Tangerang, katamedia.co.id– Pengadilan Negeri Tangerang memutus gugatan perbuatan melawan hukum (PMH) yang berkaitan dengan dinamika internal Kadin Kota Tangerang Selatan dengan status gugur pada 15 April 2026.
Putusan tersebut menandai bahwa perkara perdata itu tidak dilanjutkan ke tahap pemeriksaan pokok perkara dan dinilai telah selesai.
Kuasa hukum Kadin Provinsi Banten, Muhammad Fatahillah, SH, mengatakan majelis hakim telah menjatuhkan putusan atas perkara yang mereka tangani.
“Alhamdulillah, pada tanggal 15 April kemarin perkara yang kami tangani sudah diputus. Putusannya adalah gugur. Artinya, perkara tidak dilanjutkan dan tidak diperiksa pokok perkaranya,” ujar Fatahillah saat ditemui, Kamis (16/4/2026).
Perkara tersebut terdaftar dengan nomor 1535/Pdt.G/2025/PN Tangerang, dengan Abdurrahman sebagai penggugat dan Haji Agus Wisas selaku tergugat yang menjabat sebagai karateker Kadin Tangerang Selatan.
Menurut Fatahillah, status gugur dalam perkara perdata berarti perkara tidak masuk ke tahap pembuktian substansi.

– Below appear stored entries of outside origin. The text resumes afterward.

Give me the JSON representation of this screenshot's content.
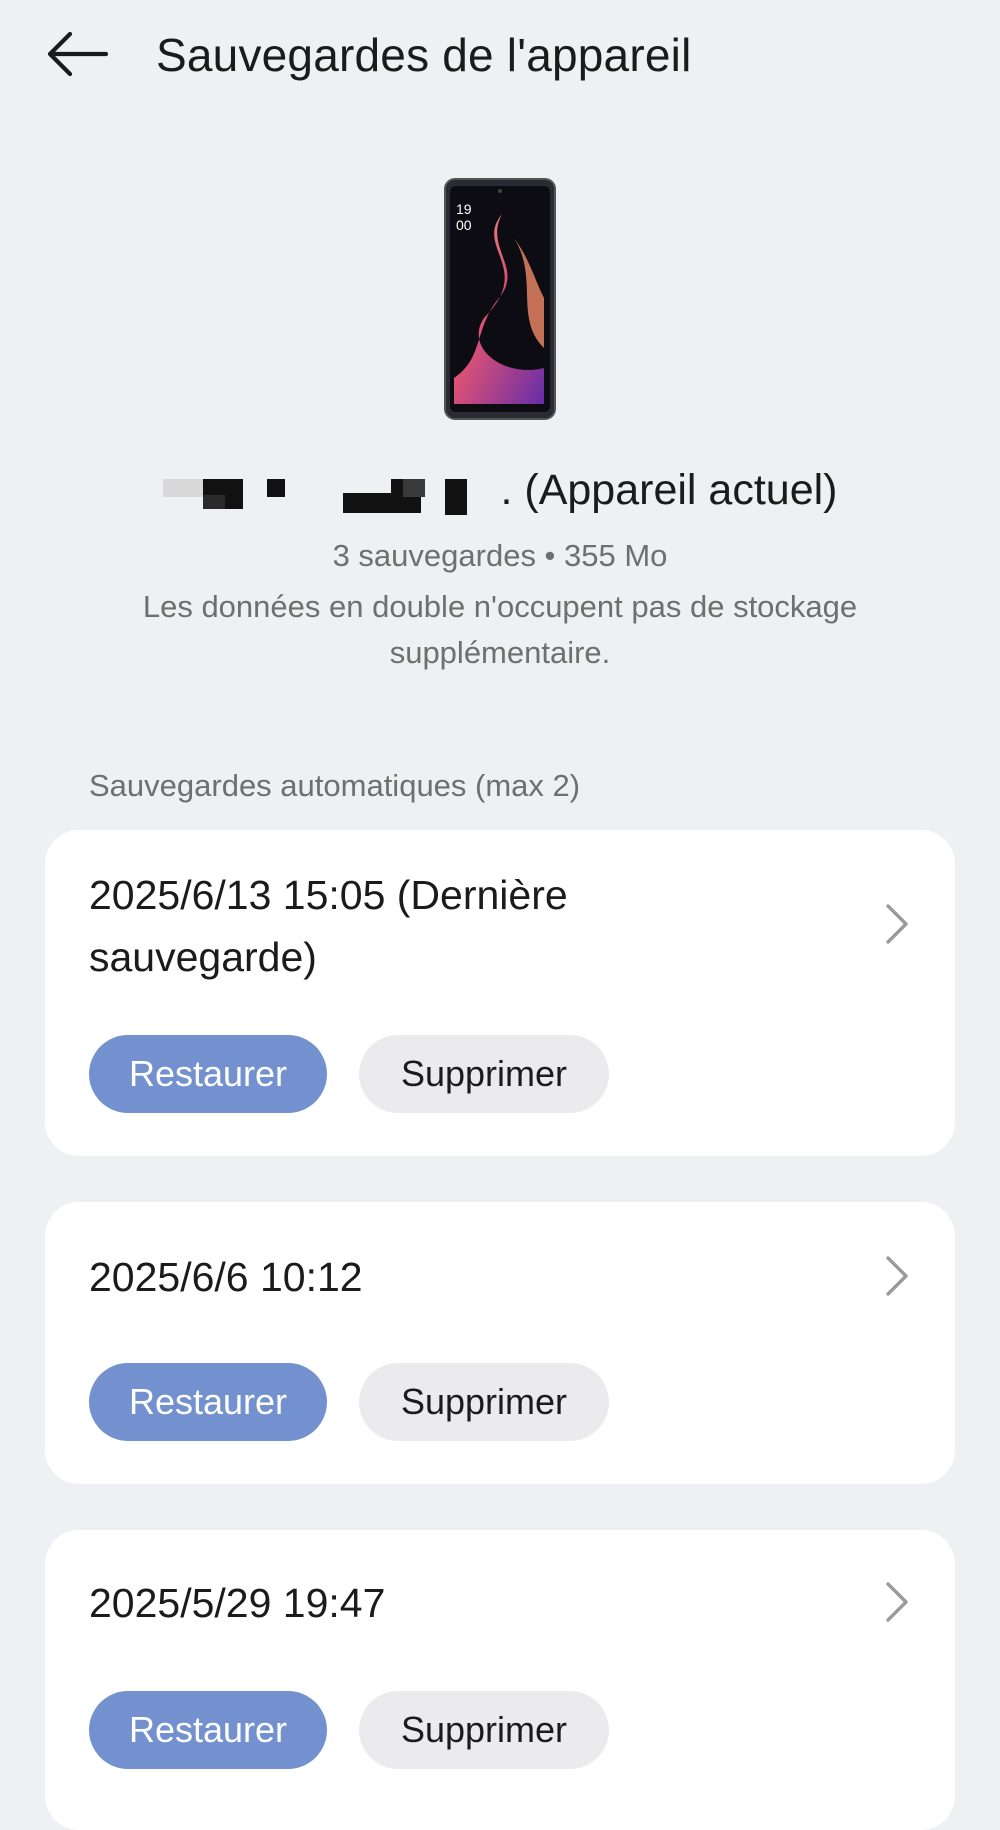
{
  "header": {
    "title": "Sauvegardes de l'appareil",
    "back_icon": "arrow-left-icon"
  },
  "device": {
    "image_icon": "phone-device-image",
    "name_suffix": ". (Appareil actuel)",
    "backup_summary": "3 sauvegardes • 355 Mo",
    "duplicate_note": "Les données en double n'occupent pas de stockage supplémentaire."
  },
  "auto_backups": {
    "section_title": "Sauvegardes automatiques (max 2)",
    "items": [
      {
        "title": "2025/6/13 15:05 (Dernière sauvegarde)",
        "restore_label": "Restaurer",
        "delete_label": "Supprimer"
      },
      {
        "title": "2025/6/6 10:12",
        "restore_label": "Restaurer",
        "delete_label": "Supprimer"
      },
      {
        "title": "2025/5/29 19:47",
        "restore_label": "Restaurer",
        "delete_label": "Supprimer"
      }
    ]
  },
  "colors": {
    "background": "#eff0f3",
    "card": "#ffffff",
    "restore_button": "#7391cf",
    "delete_button": "#ebebed",
    "secondary_text": "#6f6f6f"
  }
}
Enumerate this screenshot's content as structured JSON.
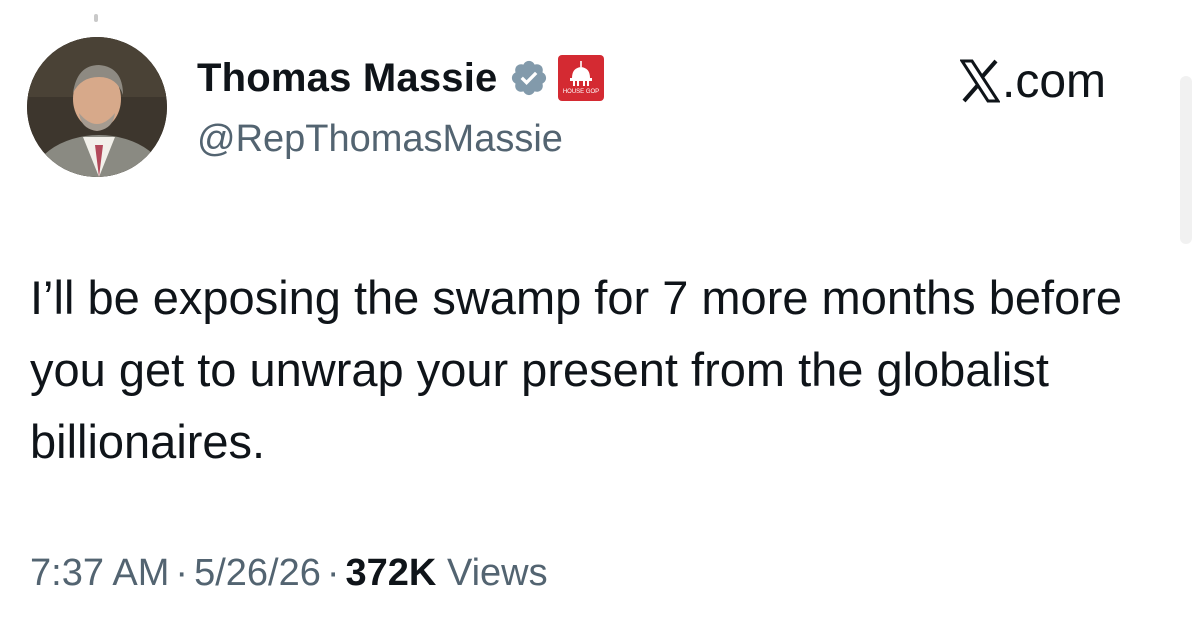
{
  "author": {
    "display_name": "Thomas Massie",
    "handle": "@RepThomasMassie",
    "avatar_icon": "profile-photo",
    "verified_icon": "verified-badge-icon",
    "verified_color": "#829aab",
    "affiliation_icon": "capitol-dome-icon",
    "affiliation_text": "HOUSE GOP",
    "affiliation_color": "#d42a32"
  },
  "brand": {
    "label": ".com",
    "icon": "x-logo-icon"
  },
  "tweet": {
    "text": "I’ll be exposing the swamp for 7 more months before you get to unwrap your present from the globalist billionaires."
  },
  "meta": {
    "time": "7:37 AM",
    "date": "5/26/26",
    "separator": "·",
    "views_count": "372K",
    "views_label": "Views"
  },
  "colors": {
    "text": "#0f1419",
    "secondary": "#536471"
  }
}
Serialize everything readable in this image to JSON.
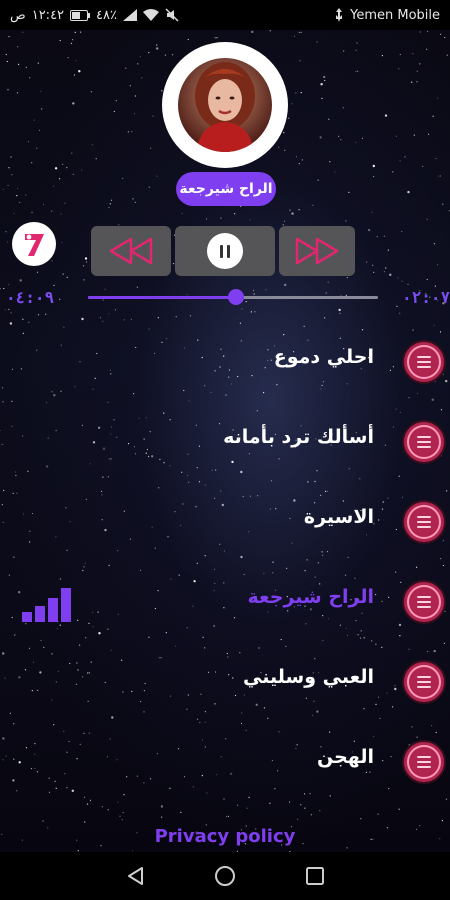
{
  "status_bar": {
    "time": "١٢:٤٢",
    "period": "ص",
    "battery": "٤٨٪",
    "carrier": "Yemen Mobile"
  },
  "player": {
    "now_playing": "الراح شيرجعة",
    "elapsed": "٠٢:٠٧",
    "duration": "٠٤:٠٩",
    "progress": 0.51,
    "state": "playing"
  },
  "app_logo": {
    "glyph": "7"
  },
  "playlist": {
    "items": [
      {
        "title": "احلي دموع",
        "active": false
      },
      {
        "title": "أسألك ترد بأمانه",
        "active": false
      },
      {
        "title": "الاسيرة",
        "active": false
      },
      {
        "title": "الراح شيرجعة",
        "active": true
      },
      {
        "title": "العبي وسليني",
        "active": false
      },
      {
        "title": "الهجن",
        "active": false
      }
    ]
  },
  "footer": {
    "privacy_label": "Privacy policy"
  },
  "colors": {
    "accent": "#7f3ef0",
    "icon_red": "#b0254f",
    "logo_pink": "#e0276f"
  },
  "icons": {
    "prev": "double-left-triangle-icon",
    "pause": "pause-icon",
    "next": "double-right-triangle-icon",
    "track": "menu-lines-icon",
    "playing": "equalizer-icon"
  }
}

“Kalau gugur itu berarti tidak diperiksa pokok perkaranya. Secara hukum, ini dianggap tidak ada perkara yang masuk. Jadi bukan inkrah dalam arti putusan akhir setelah pemeriksaan, tetapi perkara berhenti di tengah proses,” jelasnya.
Ia menambahkan, selama proses persidangan pihaknya telah menghadiri sekitar delapan hingga sembilan kali sidang, termasuk tahapan mediasi.
Namun, dinamika yang berkembang di internal organisasi disebut turut memengaruhi arah penyelesaian sengketa tersebut.
Lebih lanjut, ia menyebut komunikasi antar pihak di tubuh Kadin Tangerang Selatan mulai menunjukkan perkembangan positif.
“Informasi yang kami dapat, sudah ada pembicaraan yang baik antara pihak-pihak terkait, termasuk dengan pengurus yang baru. Ini terlihat dari susunan kepengurusan yang mulai terintegrasi,” katanya.
Dengan putusan gugur tersebut, pihak kuasa hukum berharap tidak ada lagi sengketa lanjutan terkait persoalan yang sama.
“Kami anggap ini sudah selesai dan tidak ada lagi permasalahan hukum ke depan, khususnya yang berkaitan dengan perkara ini,” tutupnya.